End-to-end session-based recommendation with TensorFlow

In recent years, several deep learning-based algorithms have been proposed for recommendation systems while its adoption in industry deployments have been steeply growing. In particular, NLP inspired approaches have been successfully adapted for sequential and session-based recommendation problems, which are important for many domains like e-commerce, news and streaming media. Session-Based Recommender Systems (SBRS) have been proposed to model the sequence of interactions within the current user session, where a session is a short sequence of user interactions typically bounded by user inactivity. They have recently gained popularity due to their ability to capture short-term or contextual user preferences towards items.

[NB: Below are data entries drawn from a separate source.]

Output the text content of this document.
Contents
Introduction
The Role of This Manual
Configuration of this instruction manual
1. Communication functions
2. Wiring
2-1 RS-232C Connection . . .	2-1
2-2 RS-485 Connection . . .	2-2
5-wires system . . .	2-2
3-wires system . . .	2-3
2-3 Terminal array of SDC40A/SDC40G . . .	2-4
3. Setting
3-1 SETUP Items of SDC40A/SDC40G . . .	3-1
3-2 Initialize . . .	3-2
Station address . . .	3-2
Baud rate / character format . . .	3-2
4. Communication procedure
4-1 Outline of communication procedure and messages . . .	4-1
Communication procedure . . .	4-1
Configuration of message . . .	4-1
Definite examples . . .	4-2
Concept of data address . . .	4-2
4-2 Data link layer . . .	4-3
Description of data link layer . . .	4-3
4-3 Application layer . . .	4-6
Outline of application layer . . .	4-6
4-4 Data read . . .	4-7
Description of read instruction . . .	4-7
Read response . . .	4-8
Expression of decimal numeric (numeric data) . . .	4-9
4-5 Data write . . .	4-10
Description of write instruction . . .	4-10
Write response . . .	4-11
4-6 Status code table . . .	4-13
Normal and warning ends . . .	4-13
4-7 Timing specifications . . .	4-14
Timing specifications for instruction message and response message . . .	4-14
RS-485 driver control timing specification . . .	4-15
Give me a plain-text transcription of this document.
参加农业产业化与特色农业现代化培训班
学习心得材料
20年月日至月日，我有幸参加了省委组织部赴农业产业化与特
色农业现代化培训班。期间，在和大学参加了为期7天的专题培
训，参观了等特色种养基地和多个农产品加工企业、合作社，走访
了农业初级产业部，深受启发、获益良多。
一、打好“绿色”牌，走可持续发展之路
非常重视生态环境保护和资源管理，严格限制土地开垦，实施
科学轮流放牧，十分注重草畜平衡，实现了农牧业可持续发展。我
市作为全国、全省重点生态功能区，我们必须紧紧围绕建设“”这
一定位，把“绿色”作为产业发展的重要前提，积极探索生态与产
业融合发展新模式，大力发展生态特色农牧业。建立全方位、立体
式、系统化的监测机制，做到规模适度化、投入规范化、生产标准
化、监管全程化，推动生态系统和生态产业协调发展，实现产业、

The field of NLP has evolved significantly within the last decade, particularly due to the increased usage of deep learning. As a result, state of the art NLP approaches have inspired RecSys practitioners and researchers to adapt those architectures, especially for sequential and session-based recommendation problems. Here, we leverage one of the state-of-the-art Transformer-based architecture, XLNet with Causal Language Modeling (CLM) training technique. Causal LM is the task of predicting the token following a sequence of tokens, where the model only attends to the left context, i.e. models the probability of a token given the previous tokens in a sentence (Lample and Conneau, 2019).

In this end-to-end-session-based recommnender model example, we use Transformers4Rec library, which leverages the popular HuggingFace’s Transformers NLP library and make it possible to experiment with cutting-edge implementation of such architectures for sequential and session-based recommendation problems. For detailed explanations of the building blocks of Transformers4Rec meta-architecture visit getting-started-session-based and tutorial example notebooks.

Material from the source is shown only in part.